For @tompollard your benefit, we decided:

  1. We'll refactor the authorization into a separate app first (no logic changes)
  2. Most of us like the idea of the AccessGrant if we can minimize the footguns, so we'll discuss that further after the refactor

@amitupreti is taking the lead on the refactor of authorization into a separate app (probably named authorization)

tompollard commented 1 year ago

Django 4.2 adds new functionality that "allows configuring multiple custom file storage backends. It also controls storage engines for managing files (the "default" key) and static files (the "staticfiles" key).".

For the release notes, see: https://docs.djangoproject.com/en/4.2/releases/4.2/#custom-file-storages. Seems relevant to our discussions around file storage, cloud, etc, so posting this here.

alistairewj commented 1 year ago

The scope of this issue can obviously expand greatly, so I've tried to simplify into some initial steps.

  1. Refactor event access into the authorization module (#2016)
  2. Create a new model to capture granting usage of data on various services
  3. Decide how that latter model should also incorporate local/direct file access

The main discussion comes around the second point. Requirements are:

So an initial proposal could be something like this:

class ProjectAccessStatus(Enum):
    GRANTED = 'Granted'
    EXPIRED = 'Expired'
    # removed is used if in a daily clean-up/check with
    # the external services, the user is no longer listed in
    # the external access list, i.e. maybe someone manually
    # removed them from the google group.
    REMOVED = 'Removed'

class ProjectAccessMechanism(Enum):
    DIRECT = 'Direct'
    GOOGLE_GROUP = 'Google Group Email'
    S3_POLICY = 'S3'
    RESEARCH_ENVIRONMENT = 'Research Environment'

class ProjectDataServices(models.Model):
    # implicitly, the lack of an entry in the ProjectDataServices
    # table indicates no access for any external services.
    user = models.ManyToManyField(User)
    project = models.ForeignKey(PublishedProject, on_delete=models.CASCADE)
    # general access related fields
    access_modified_date = models.DateTimeField(auto_now_add=True)
    access_status = models.CharField(max_length=32, choices=ProjectAccessStatus.choices(), editable=False)
    # which type of access does this object indicate was granted
    access_mechanism = models.CharField(max_length=32, choices=ProjectAccessMechanism.choices(), editable=False)
    # access specific attributes like URI, e-mail etc ...

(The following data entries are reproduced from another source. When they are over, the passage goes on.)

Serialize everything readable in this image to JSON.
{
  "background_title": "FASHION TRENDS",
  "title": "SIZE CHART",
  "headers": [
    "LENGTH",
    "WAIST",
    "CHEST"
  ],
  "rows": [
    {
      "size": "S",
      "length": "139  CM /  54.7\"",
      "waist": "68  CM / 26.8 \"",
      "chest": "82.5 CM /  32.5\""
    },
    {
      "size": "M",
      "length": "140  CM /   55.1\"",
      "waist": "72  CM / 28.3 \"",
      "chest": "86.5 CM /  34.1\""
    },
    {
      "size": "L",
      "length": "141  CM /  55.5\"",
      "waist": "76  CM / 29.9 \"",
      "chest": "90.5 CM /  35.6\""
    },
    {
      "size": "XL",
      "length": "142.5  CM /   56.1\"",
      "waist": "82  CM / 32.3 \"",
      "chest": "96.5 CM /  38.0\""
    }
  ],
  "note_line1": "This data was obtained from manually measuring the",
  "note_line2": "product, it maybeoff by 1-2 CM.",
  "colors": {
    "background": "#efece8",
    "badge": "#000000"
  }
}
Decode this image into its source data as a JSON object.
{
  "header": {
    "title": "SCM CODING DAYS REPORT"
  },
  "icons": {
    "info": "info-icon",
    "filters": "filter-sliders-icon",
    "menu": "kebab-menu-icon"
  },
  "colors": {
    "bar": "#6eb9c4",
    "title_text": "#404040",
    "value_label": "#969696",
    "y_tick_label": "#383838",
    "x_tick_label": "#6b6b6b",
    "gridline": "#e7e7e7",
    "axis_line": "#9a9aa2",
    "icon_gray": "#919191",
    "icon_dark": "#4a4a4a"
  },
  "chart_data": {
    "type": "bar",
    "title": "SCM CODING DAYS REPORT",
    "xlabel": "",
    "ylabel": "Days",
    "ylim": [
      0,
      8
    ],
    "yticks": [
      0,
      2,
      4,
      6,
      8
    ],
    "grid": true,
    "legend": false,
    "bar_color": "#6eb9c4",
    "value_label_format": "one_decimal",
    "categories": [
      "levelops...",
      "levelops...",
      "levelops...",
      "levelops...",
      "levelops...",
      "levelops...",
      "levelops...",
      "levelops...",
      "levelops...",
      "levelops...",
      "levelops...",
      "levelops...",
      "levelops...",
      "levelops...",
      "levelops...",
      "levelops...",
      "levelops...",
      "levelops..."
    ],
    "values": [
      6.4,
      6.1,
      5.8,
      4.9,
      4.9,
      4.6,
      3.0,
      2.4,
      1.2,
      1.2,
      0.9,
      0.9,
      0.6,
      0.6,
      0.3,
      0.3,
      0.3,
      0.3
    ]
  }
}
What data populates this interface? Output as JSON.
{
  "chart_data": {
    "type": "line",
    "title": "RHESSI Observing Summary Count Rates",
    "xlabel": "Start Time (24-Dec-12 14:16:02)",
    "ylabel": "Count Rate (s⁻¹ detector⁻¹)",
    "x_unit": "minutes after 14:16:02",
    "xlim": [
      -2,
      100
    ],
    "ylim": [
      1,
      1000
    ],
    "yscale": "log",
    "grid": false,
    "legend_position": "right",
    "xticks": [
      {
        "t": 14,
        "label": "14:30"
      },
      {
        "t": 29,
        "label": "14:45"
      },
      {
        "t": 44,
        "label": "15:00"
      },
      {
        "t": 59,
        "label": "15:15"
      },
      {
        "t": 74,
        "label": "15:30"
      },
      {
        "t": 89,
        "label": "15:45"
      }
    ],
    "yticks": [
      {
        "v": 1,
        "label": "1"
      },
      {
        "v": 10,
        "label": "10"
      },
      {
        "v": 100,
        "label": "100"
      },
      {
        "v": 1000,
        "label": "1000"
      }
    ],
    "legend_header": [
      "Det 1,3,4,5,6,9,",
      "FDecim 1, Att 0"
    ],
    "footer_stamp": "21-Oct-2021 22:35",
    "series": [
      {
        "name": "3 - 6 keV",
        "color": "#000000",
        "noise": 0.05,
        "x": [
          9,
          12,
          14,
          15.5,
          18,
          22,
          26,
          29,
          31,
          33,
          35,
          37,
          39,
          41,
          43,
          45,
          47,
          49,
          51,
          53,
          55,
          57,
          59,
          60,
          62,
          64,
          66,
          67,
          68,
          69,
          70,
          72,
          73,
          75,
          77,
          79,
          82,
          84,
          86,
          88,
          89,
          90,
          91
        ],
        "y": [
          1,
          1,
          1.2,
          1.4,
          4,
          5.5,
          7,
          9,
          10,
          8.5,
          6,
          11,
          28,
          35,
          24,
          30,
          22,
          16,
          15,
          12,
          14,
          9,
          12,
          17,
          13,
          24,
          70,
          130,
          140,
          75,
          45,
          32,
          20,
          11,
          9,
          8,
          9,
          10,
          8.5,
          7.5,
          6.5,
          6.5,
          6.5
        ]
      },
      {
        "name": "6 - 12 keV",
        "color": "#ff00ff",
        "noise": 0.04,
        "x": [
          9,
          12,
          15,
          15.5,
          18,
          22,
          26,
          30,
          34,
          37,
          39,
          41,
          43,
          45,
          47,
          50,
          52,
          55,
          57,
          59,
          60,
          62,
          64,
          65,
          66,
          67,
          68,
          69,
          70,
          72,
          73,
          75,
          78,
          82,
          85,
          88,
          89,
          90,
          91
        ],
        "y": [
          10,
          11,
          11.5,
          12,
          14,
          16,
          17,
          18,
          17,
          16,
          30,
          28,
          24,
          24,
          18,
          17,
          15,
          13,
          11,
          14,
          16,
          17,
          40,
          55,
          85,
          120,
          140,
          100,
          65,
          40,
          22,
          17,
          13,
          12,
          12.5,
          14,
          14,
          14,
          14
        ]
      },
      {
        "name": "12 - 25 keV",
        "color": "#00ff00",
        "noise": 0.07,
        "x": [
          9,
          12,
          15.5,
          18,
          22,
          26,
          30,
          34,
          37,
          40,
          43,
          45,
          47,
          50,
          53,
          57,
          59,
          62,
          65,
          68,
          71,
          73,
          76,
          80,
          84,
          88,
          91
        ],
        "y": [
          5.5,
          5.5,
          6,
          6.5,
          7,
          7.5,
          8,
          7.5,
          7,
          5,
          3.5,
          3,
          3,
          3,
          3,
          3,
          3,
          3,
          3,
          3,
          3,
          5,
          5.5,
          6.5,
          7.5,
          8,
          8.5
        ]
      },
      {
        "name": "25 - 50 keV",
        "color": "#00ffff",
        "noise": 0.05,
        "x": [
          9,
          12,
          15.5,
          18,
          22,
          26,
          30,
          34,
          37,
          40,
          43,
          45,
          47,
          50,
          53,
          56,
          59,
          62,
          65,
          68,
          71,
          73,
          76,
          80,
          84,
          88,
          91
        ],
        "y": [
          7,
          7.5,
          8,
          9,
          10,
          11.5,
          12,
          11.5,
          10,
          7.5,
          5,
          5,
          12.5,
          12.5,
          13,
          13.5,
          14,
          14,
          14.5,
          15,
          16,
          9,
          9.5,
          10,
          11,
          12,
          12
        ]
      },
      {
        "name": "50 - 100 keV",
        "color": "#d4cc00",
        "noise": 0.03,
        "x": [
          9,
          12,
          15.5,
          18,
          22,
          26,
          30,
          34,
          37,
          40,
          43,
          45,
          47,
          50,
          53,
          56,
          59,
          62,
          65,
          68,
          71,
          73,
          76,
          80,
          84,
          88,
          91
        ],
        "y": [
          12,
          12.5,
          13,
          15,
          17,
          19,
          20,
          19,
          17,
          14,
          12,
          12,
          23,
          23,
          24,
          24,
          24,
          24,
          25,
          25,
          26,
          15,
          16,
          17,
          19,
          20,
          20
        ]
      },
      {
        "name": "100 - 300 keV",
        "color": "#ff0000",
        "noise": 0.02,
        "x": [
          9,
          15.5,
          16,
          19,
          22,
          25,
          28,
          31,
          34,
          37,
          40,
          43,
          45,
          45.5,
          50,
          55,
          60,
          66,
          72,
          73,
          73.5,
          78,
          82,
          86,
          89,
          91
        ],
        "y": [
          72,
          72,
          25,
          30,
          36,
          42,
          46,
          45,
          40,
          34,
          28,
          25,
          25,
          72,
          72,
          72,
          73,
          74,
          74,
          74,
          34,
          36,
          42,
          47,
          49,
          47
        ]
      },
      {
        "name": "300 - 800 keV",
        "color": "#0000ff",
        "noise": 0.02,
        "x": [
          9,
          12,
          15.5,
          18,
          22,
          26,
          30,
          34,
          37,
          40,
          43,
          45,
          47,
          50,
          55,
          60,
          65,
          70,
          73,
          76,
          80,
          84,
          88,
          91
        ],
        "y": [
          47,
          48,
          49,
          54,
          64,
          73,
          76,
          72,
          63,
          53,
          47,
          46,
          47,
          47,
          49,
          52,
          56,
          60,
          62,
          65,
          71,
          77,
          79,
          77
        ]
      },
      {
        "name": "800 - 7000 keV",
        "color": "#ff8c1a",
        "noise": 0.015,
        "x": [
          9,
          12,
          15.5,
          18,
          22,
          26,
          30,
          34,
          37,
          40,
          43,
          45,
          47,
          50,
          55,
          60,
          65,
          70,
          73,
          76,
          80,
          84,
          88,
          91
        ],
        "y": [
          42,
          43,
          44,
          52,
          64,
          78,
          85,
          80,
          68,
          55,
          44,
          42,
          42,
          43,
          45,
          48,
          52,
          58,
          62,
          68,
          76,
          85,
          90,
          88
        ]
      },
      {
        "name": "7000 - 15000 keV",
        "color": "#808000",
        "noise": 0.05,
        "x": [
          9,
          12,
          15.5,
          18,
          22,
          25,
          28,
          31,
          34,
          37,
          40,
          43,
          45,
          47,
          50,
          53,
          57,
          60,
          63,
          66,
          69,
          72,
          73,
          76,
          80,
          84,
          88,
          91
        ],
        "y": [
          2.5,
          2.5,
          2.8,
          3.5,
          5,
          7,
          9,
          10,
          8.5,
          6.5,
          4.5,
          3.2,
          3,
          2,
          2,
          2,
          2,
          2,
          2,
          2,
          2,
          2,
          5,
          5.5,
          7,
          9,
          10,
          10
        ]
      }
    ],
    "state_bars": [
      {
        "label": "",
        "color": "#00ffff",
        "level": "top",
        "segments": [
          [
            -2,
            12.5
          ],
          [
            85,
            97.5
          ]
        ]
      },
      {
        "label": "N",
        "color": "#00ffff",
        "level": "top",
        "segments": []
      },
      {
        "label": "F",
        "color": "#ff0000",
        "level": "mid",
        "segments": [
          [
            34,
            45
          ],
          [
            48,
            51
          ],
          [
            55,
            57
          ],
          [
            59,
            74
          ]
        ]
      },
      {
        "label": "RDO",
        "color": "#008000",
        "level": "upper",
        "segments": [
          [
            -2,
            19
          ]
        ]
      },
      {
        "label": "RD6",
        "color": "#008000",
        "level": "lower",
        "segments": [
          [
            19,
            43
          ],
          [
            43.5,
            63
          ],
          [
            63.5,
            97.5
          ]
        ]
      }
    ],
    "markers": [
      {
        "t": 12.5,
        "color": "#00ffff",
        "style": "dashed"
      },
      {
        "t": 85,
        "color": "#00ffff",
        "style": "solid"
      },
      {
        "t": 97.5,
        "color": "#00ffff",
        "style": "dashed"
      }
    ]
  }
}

For the access specific attributes, we could include a generic foreign key to external models like GCSDataService which have the service specific attributes. I think this approach is nice as we have to have a custom ResearchDataService for HDN, and it cleanly separates it from the core model. But... it is a generic relation... The alternative is nullable foreign keys, but adding new services implies a change in this original model. This is in effect the polymorphic suggestion Karol had earlier with a bit of a twist.

We'd want to think about how to incorporate event access into this services model, if at all possible, or whether we should simply maintain a separate EventAccess model.

Finally, the third point is how to handle treating direct data access. Currently, we use the allow_file_downloads workaround to disable direct file access on HDN. This works but it is manually configured upon project submission by the author of the project, which is confusing and prone to error. I'm hopeful we can deal with that after finalizing the above model, but mentioning it here in case it raises some relevant questions.